To check the flap positioning outside, a small skin monitor island, as reported by Al Qattan and Boyol 10 (based on the fasciocutaneous perforator, rising from the peroneal artery) is possible, bearing in mind the risk of false positives.
In 1989, in his initial description of the use of the composite osteocutaneous fibula free flap, Hidalgo reported 4/5 total necrosis of the skin paddle that were used to repair the mucosal defect 11. He concluded that the osteocutaneous free flap cannot be used in the case of large intra-oral mucosal defects.
On the other hand, in 1994, Wei et al. reported 100% skin success rate in 27 cases of mandibular reconstruction 12. Some anatomic studies have been performed by Yoshimura et al. 13 and Beppu et al. 14 to identify the location and the calibre of the skin vessels.
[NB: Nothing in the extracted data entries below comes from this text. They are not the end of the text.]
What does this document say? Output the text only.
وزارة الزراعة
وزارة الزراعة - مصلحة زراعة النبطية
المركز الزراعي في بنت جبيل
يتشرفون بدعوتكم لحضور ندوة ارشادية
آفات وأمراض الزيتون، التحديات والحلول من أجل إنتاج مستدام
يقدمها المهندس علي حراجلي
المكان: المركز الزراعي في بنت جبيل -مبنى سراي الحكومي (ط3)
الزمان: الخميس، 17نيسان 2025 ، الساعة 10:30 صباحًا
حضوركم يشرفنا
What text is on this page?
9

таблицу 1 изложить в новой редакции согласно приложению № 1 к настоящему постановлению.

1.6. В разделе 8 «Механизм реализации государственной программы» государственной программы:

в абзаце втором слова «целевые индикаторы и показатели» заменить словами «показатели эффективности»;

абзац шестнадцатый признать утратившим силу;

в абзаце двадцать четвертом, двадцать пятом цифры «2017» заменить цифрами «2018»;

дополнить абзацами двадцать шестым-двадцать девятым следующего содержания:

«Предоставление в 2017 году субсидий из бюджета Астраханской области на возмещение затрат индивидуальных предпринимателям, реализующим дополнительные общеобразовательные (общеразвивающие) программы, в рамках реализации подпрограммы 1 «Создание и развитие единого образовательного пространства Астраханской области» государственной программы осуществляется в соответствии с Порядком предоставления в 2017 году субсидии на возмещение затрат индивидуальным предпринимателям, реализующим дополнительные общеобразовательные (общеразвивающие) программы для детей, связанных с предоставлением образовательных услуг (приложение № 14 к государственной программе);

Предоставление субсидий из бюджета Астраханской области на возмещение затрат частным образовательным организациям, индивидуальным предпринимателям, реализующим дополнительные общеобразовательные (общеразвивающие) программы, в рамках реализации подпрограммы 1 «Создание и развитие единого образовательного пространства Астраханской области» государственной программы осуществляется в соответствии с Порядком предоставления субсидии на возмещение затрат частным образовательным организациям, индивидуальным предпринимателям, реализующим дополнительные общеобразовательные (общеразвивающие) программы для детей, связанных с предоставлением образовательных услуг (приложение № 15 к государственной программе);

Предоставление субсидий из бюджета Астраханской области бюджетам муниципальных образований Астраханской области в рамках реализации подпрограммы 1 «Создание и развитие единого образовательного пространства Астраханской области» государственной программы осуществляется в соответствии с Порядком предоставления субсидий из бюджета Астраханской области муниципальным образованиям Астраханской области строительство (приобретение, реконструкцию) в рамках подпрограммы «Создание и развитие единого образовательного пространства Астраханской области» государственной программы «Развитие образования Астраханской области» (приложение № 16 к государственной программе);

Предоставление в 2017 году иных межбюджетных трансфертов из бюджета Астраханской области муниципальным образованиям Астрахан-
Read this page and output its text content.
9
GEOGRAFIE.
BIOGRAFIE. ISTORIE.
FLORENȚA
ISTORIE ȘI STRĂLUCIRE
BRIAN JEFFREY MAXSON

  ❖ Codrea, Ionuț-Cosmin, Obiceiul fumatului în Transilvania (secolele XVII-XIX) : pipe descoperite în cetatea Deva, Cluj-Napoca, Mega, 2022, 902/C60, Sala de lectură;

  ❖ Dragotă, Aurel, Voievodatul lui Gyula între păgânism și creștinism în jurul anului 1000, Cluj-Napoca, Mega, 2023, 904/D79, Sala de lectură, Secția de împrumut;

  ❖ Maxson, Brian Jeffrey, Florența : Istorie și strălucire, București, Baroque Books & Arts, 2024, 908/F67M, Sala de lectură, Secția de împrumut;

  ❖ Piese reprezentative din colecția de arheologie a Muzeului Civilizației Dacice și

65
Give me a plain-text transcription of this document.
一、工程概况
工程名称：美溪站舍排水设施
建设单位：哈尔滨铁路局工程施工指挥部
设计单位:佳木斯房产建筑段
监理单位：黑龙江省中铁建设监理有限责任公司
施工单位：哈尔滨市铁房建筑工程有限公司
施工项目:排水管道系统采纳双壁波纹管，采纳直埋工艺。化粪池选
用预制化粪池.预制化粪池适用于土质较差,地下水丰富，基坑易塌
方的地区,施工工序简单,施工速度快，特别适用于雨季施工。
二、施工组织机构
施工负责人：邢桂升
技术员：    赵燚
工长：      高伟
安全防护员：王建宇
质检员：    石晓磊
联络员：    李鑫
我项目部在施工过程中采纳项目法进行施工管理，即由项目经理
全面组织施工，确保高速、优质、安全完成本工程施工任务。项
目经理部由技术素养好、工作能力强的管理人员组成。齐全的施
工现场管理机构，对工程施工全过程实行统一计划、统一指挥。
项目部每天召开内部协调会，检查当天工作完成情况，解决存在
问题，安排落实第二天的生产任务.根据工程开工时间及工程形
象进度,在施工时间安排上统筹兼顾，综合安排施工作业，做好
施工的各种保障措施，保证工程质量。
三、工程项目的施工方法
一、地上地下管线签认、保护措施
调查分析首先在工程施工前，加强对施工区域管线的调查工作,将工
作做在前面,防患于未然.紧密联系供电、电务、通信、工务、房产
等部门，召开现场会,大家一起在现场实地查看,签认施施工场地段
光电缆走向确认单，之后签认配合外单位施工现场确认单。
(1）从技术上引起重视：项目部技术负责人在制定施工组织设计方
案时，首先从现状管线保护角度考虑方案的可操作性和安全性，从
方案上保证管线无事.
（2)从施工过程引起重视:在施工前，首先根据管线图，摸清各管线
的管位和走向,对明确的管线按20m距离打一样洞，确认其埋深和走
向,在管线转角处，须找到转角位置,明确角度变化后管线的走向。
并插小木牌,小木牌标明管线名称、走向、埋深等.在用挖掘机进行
Both concluded that most of the perforant vessels are located below the mid point of the fibula and in 71% of the cases are muscolo-cutaneous perforants.
In our opinion, the small monitor skin island must be exactly centered on a perforator vessel, pre-operatively identified by Doppler ultrasonography and then by direct dissection of the skin, the inclusion of a cuff of flexor hallucis longus muscle, even in those cases in which a septal branch is identified, is important to protect the integrity of the perforant of the monitor. In our limited experience, this method is extremely reliable in monitoring flap status.
Rectus abdominis free flap
The rectus abdominis flap is reliable and easy to harvest. It has been extensively used as a pedicled or free flap for breast reconstruction. It can be harvested as a muscular flap or as a myocutaneous flap. This flap is quite bulky and represents an excellent option to reconstruct large head and neck defects. This flap is most commonly used after total glossectomy, for orbital/maxillary defects, and skull base reconstructions. Although the rectus abdominis free flap is a highly reliable flap with vessels of great calibre, monitoring of its viability, when buried, remains important. The use of a monitor skin paddle sutured between the cervico-facial skin incision line is useful. The skin of the flap is generously supplied by musculocutaneous perforants rising directly from the inferior and superior epigastric artery, so that there is no need to precisely identify a perforant as in the fibula flap and a small island, randomly chosen in the peri-umbilical area, can be used. In our case, we used the flap to fill a surgical cavity suturing the skin monitor in the pre-auricular incision. On account of the very rich vascularization of the flap, the skin monitor, in our opinion, always reflects the status and the viability of the entire flap.
Conclusions
Monitoring of buried flaps is very difficult. The use of an external monitor with the same vascularization of the flap is a valid proposal.
In our experience, using a monitoring flap, no false-positive results occurred.
The flap is easy to harvest and does not require additional operation time. For these reasons, its use is recommended.